January 31, 05:59 PM GMT

Estimate

20,000 - 30,000 USD

Lot Details

Description

Jacob Jordaens

Antwerp 1593 - 1678

A Family Concert


Point of the brush and brown wash over black chalk, heightened with white

188 by 266 mm; 7 ½ by 10 ½ in.

Probably Guichardot sale, Paris, 7 July 1875, lot 186
Probably Comte A. Marquet de Vasselot, sale, Paris, 1891 lot 167;
with C.G. Boerner, Dusseldorf, Neue Lagerliste 38, 1964, cat. 73;
Kurt Meissner (1909-2004), Zürich (L.4665);
sale, Amsterdam, Sotheby’s, 15 November 1995, lot 69
Antwerp, Rubenshuis and Rotterdam, Museum Boymans-van Beuningen, Tekeningen van Jacob Jordaens, 1966-67, cat. 79; 
Zurich, Kunsthaus, Handzeichnungen alter Meister aus Schweizer Privatbesitz, 1967, cat. 146;
Stanford University, Stanford Art Gallery, The Detroit Institute of Arts, and Finch College Museum of Art, New York, Old Master Drawings from the Collection of Kurt Meissner, 1969-70, cat. 57, illus.;
Norwich, Castle Museum, The Northern Eye, 1987 (catalogue unnumbered).
H. Mireur, Dictionnaire des ventes d'art, IV, Paris 1911, p. 83;
R.-A. d'Hulst, Jordaens Drawings, London 1974, vol.

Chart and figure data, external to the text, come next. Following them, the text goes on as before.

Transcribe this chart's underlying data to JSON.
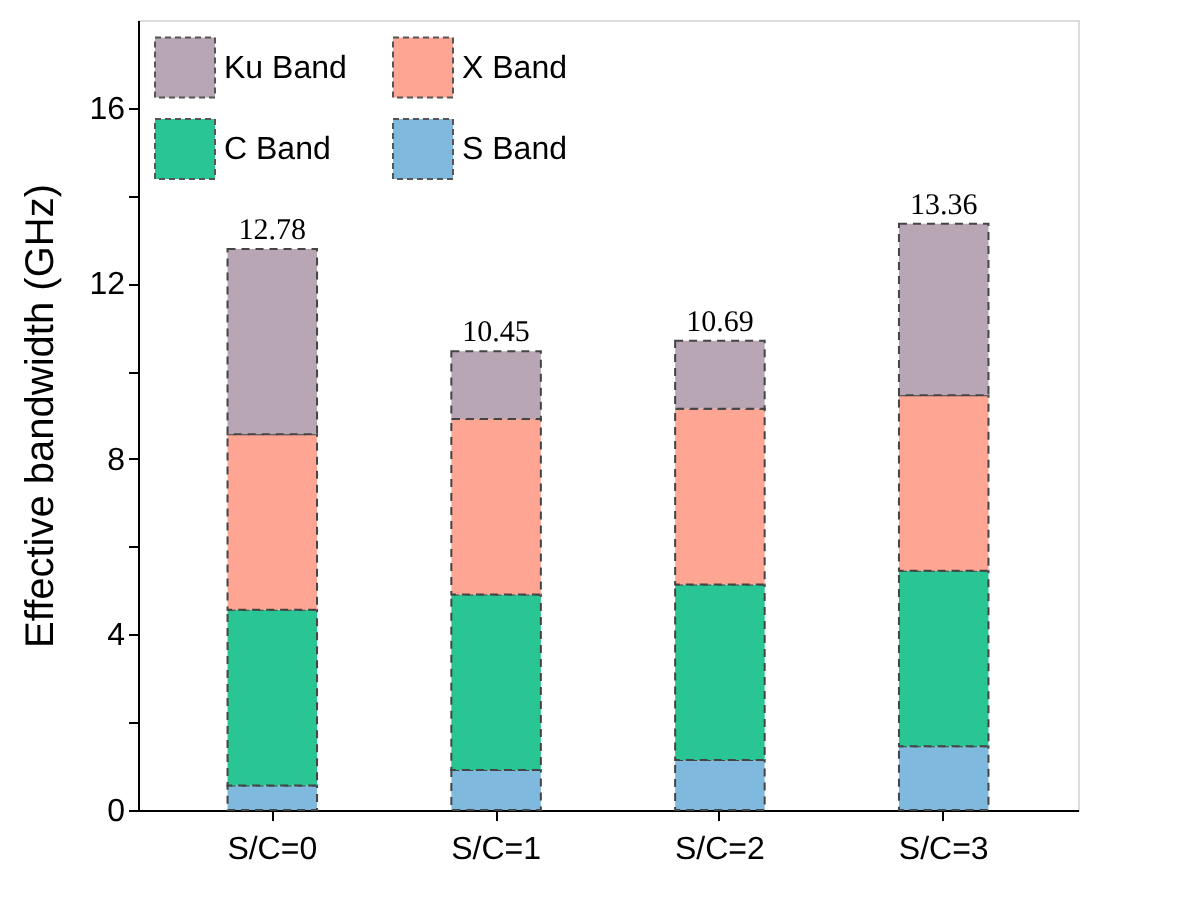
{
  "chart_data": {
    "type": "bar",
    "stacked": true,
    "ylabel": "Effective bandwidth (GHz)",
    "categories": [
      "S/C=0",
      "S/C=1",
      "S/C=2",
      "S/C=3"
    ],
    "series": [
      {
        "name": "S Band",
        "color": "#7fb9dd",
        "values": [
          0.56,
          0.91,
          1.14,
          1.45
        ]
      },
      {
        "name": "C Band",
        "color": "#2ac594",
        "values": [
          4.0,
          4.0,
          4.0,
          4.0
        ]
      },
      {
        "name": "X Band",
        "color": "#fea593",
        "values": [
          4.0,
          4.0,
          4.0,
          4.0
        ]
      },
      {
        "name": "Ku Band",
        "color": "#b9a6b5",
        "values": [
          4.22,
          1.54,
          1.55,
          3.91
        ]
      }
    ],
    "totals": [
      "12.78",
      "10.45",
      "10.69",
      "13.36"
    ],
    "ylim": [
      0,
      18
    ],
    "yticks": [
      0,
      {
        "value": 2,
        "label": null
      },
      4,
      {
        "value": 6,
        "label": null
      },
      8,
      {
        "value": 10,
        "label": null
      },
      12,
      {
        "value": 14,
        "label": null
      },
      16
    ],
    "grid": false,
    "legend": "top left"
  }
}
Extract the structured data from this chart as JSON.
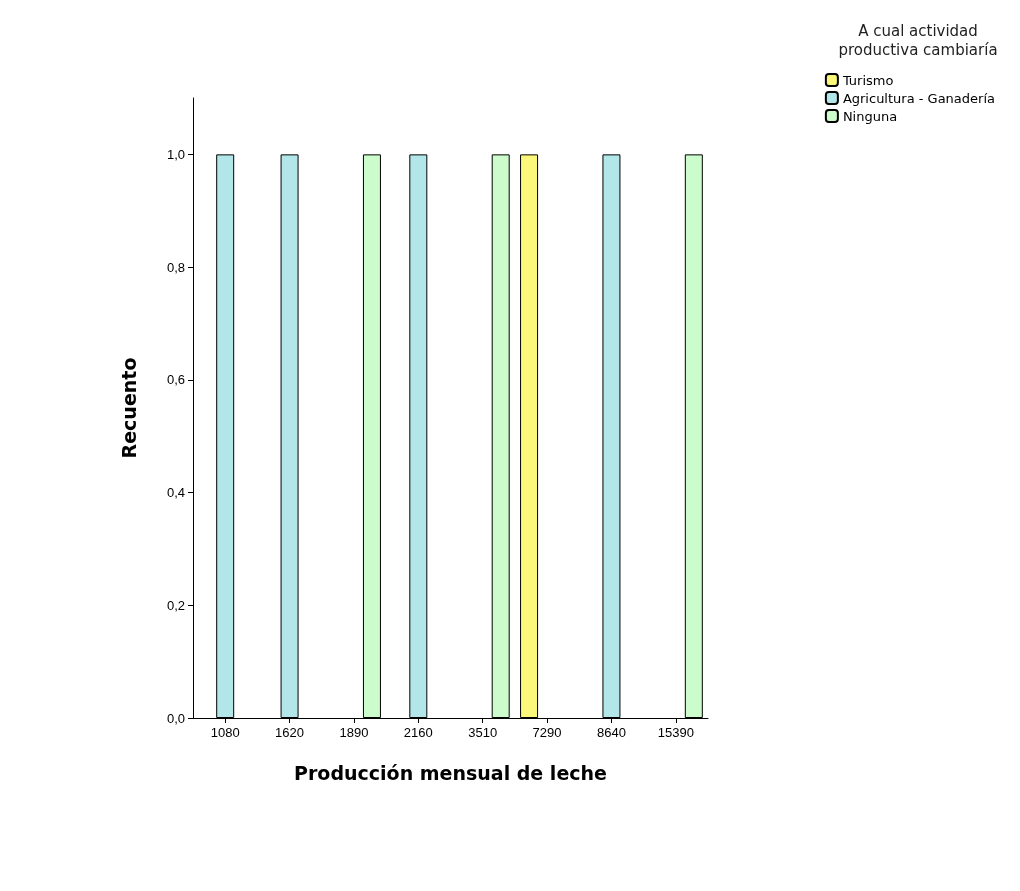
{
  "chart_data": {
    "type": "bar",
    "xlabel": "Producción mensual de leche",
    "ylabel": "Recuento",
    "legend_title": "A cual actividad\nproductiva cambiaría",
    "categories": [
      "1080",
      "1620",
      "1890",
      "2160",
      "3510",
      "7290",
      "8640",
      "15390"
    ],
    "series": [
      {
        "name": "Turismo",
        "color": "#faf77a",
        "values": [
          null,
          null,
          null,
          null,
          null,
          1,
          null,
          null
        ]
      },
      {
        "name": "Agricultura - Ganadería",
        "color": "#b3e6e8",
        "values": [
          1,
          1,
          null,
          1,
          null,
          null,
          1,
          null
        ]
      },
      {
        "name": "Ninguna",
        "color": "#ccfccc",
        "values": [
          null,
          null,
          1,
          null,
          1,
          null,
          null,
          1
        ]
      }
    ],
    "ylim": [
      0,
      1.1
    ],
    "yticks": [
      {
        "value": 0,
        "label": "0,0"
      },
      {
        "value": 0.2,
        "label": "0,2"
      },
      {
        "value": 0.4,
        "label": "0,4"
      },
      {
        "value": 0.6,
        "label": "0,6"
      },
      {
        "value": 0.8,
        "label": "0,8"
      },
      {
        "value": 1,
        "label": "1,0"
      }
    ],
    "grid": false,
    "legend": "top right"
  }
}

I, p. 288, no. A201, vol. III, fig. 216

Scenes of carousing and merrymaking constitute a significant proportion of Jordaens's works, but these are usually representations of specific popular festivities such as Twelfth Night, or of well-known proverbs such as 'As the Old Sang, so the Young Pipe'. Although this drawing may have been made purely as an amusing genre scene, it is also possible that it represents the rather more obscure proverb, 'Musica Recreat Cor Hominis', which is known to have been the subject of a tapestry, woven in 1666 by Hendrik Rydams and Everaard Leyniers, after a design by Jordaens, for Leopold I of Austria. Apart from the absence of watercolor, it is stylistically comparable with the great modello depicting Twelfth Night ('The King Drinks'), in Antwerp,1 and should therefore also be dated circa 1640.